As in most studies of this kind, the present results are somewhat limited by the scope of our data, i.e., cryptocurrency and cyber-security. Yet, given the differences between these two domains, we expect that our model would perform similarly in other domains. Further experiments are necessary to confirm this conjecture. Regarding platforms, we detected imbalances between Reddit and Twitter in our results. Although our model is designed to be platform-agnostic, further analyses on other social media platforms (e.g., Facebook and Instagram) are needed to explore the universal applicability of the proposed model. In general, models like the ones presented in this paper are limited by the availability of training data, especially a sufficient number of large trees.

Finally, our framework involves extensive computational efforts to calculate the features, node-by-node and step-by-step. It does not scale well to simulate large cascades beyond tens of thousands of nodes. Future work should be devoted to optimizing the method to handle larger-scale cascades.

Conclusions

We proposed a generative model to grow individual conversation trees starting from minimal information—as little as just the initial post. Our approach combines two machine learning sub-models: a size predictor and a next-node placement model. We used three datasets from two social media platforms, Reddit and Twitter, spanning the topical domains of cryptocurrency and cyber-security.

A contribution of the proposed machine learning framework is the engineering of features useful for the size prediction and node placement tasks. We introduced the parent delay edge property to capture the characteristics of deep conversation threads versus shallow star-like broadcasts. This property encapsulate structural and (relative) temporal features of cascades, without requiring the model to estimate inter-arrival times. In addition, as an edge-level property, it is more informative about the growth dynamics than traditional tree-level properties such as depth and breadth.

Extensive validation results were presented to measure the accuracy of the two machine learning sub-models as well as the full aggregated generative model. To the best of our knowledge, this work presents the first evaluation of models aiming to reproduce the microscopic, step-by-step evolution of individual conversations trees.

Our results suggest that while it’s possible to predict with some accuracy the global structural features of conversation cascades as well as microscopic dynamics in the short-term, predicting the long-term evolution of online conversations at the level of individual actions remains out of the reach of generative models.

Appendix

Extracting node placement classifier features

The node placement classifier’s job is to take a node and a tree in a given state of its growth, and determine if that node will receive the next reply in the tree’s growth process. So to train the classifier, we need to give it examples of nodes in the context of a tree at a particular stage in the tree’s growth. To extract the training data for this classifier from the set of trees in our training set, we loop over each tree, each stage of the tree’s growth, and every node within the tree at that stage of its growth (see Algorithm 1).

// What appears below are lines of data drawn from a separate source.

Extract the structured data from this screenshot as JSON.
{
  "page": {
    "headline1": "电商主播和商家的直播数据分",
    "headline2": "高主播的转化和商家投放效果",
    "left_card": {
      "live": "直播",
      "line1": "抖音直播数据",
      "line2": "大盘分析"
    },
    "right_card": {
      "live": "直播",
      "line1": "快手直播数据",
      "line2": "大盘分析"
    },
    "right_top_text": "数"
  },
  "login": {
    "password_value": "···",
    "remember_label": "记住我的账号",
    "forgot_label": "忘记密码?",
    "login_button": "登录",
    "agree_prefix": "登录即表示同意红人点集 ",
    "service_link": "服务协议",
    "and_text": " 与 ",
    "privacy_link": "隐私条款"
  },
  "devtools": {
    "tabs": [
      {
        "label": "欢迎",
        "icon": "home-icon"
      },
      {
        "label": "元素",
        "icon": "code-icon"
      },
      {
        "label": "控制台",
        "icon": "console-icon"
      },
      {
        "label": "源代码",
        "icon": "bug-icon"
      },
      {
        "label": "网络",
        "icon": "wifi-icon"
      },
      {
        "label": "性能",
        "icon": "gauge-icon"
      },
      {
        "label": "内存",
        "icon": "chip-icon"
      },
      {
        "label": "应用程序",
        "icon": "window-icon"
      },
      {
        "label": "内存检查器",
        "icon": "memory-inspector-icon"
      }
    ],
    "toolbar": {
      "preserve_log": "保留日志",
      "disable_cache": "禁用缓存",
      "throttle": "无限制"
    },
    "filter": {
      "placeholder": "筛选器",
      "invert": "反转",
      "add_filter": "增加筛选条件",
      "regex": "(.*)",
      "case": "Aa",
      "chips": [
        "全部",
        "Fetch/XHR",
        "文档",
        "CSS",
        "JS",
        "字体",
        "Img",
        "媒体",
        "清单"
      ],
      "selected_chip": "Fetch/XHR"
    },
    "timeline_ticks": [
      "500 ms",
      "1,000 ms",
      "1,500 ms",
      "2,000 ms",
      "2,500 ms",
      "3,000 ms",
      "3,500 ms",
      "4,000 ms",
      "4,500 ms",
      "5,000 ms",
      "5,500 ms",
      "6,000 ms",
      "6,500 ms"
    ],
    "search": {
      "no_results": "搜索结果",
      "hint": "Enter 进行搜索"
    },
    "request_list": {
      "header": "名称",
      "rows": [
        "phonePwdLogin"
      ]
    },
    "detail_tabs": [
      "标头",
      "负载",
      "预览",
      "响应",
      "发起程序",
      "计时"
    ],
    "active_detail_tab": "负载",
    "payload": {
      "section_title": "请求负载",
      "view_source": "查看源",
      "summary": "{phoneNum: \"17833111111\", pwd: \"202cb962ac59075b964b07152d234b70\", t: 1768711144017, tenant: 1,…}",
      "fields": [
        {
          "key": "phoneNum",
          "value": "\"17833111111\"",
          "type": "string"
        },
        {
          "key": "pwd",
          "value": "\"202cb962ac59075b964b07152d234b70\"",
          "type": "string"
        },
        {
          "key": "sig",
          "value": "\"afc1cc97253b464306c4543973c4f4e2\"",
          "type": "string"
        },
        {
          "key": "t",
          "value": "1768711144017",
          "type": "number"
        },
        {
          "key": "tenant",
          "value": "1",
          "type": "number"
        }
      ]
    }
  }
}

For a tree of size N, this results in \(\sum _{n=1}^{N}n = N(N+1)/2\) data points. This \(O(N^2)\) scaling naturally results in a very large training set for this classifier if we give it large trees. To manage this complexity, we set a maximum size of 150 nodes and trim all trees larger than that size down to the maximum size. Less than 1% of trees are trimmed, yet this choice greatly mitigates the computational complexity.

Feature importance

We computed feature importances using Mean Decrease Impurity (Louppe et al. 2013) for both the node classifier and the size regression on the Reddit datasets (Table 5) and Twitter dataset (Table 6).

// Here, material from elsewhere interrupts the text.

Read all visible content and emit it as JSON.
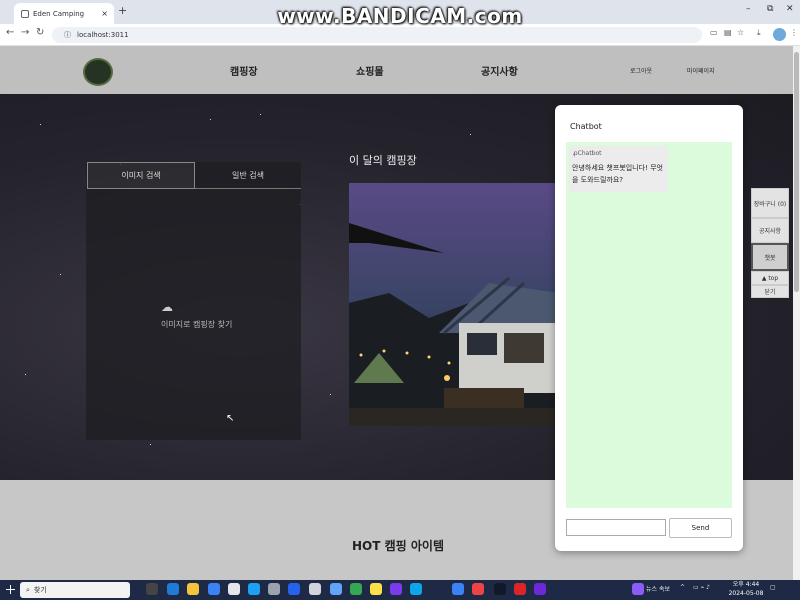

Table 5 Feature importance in the node placement classifier and the size prediction regression model at k = 2 and k = 5, both for the Reddit Crypto dataset. Reddit CVE feature importance is similar

Table 6 Feature importance in the node placement classifier and the size prediction regression model at k = 2 and k = 5, both for the Twitter CVE dataset

In the size prediction task, we found that by far the most important features were the response time features (e.g., mean time between replies). These were strongly predictive of tree size for both the Reddit and Twitter datasets. On Twitter, the text content features were also significant, as was the time of day of the post; on Reddit, these features weren’t very important. Furthermore, we found that the feature importance changes significantly with k. Notably, content features become less important with larger k, because there is more temporal information for the classifier to use and those signals are stronger.

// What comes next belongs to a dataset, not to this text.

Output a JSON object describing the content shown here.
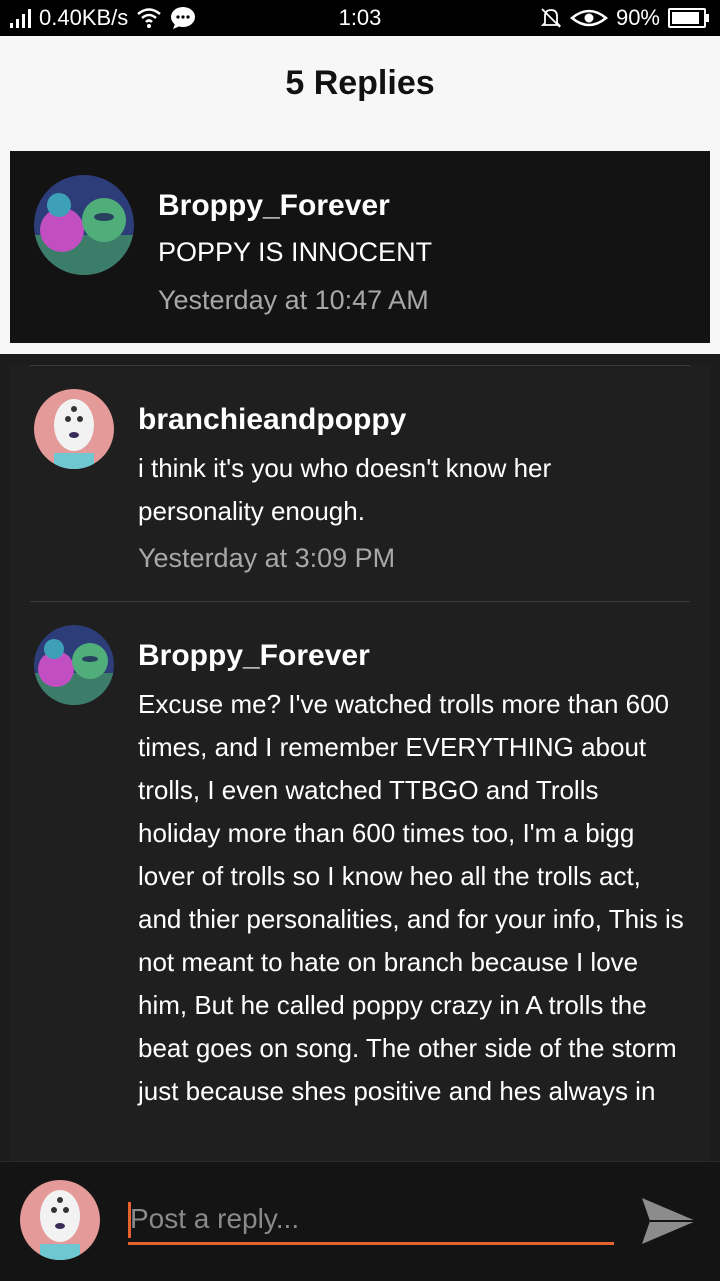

In general, we found the the user features were unimportant in both tasks, especially for Reddit. Early tests indicated that, contrary to our expectation, including user features in the size prediction task led to worse results; they were essentially just a source of noise. Therefore in our final model we did not include them. However we suspect that in larger datasets, where the signal from user features is more reliable, these features could be important for size prediction. We did include user features in the node placement task because they did not seem to harm performance; but they did not significantly help either.

In the node placement task, the important features differed significantly between Reddit and Twitter. On Reddit, the strongest features were the current size of the whole tree, the number of children a node has, the parent delay of the node, and the node index. Of these, the number of children is significant because it tells the classifier how active the conversation stemming from this post/reply is, and the classifier has learned that more active conversations are more likely to receive replies. The other three features allow the classifier to pick the root node or the most recent node of the tree, which are common choices in conversation trees. On Twitter, the most important features were the node index and the node depth. This is likely because on Twitter most conversation trees are stars or near-stars, and these two features allow the classifier to choose the root node and its children. Subtree size, number of children, and parent delay were also significant, but less important than node index and depth.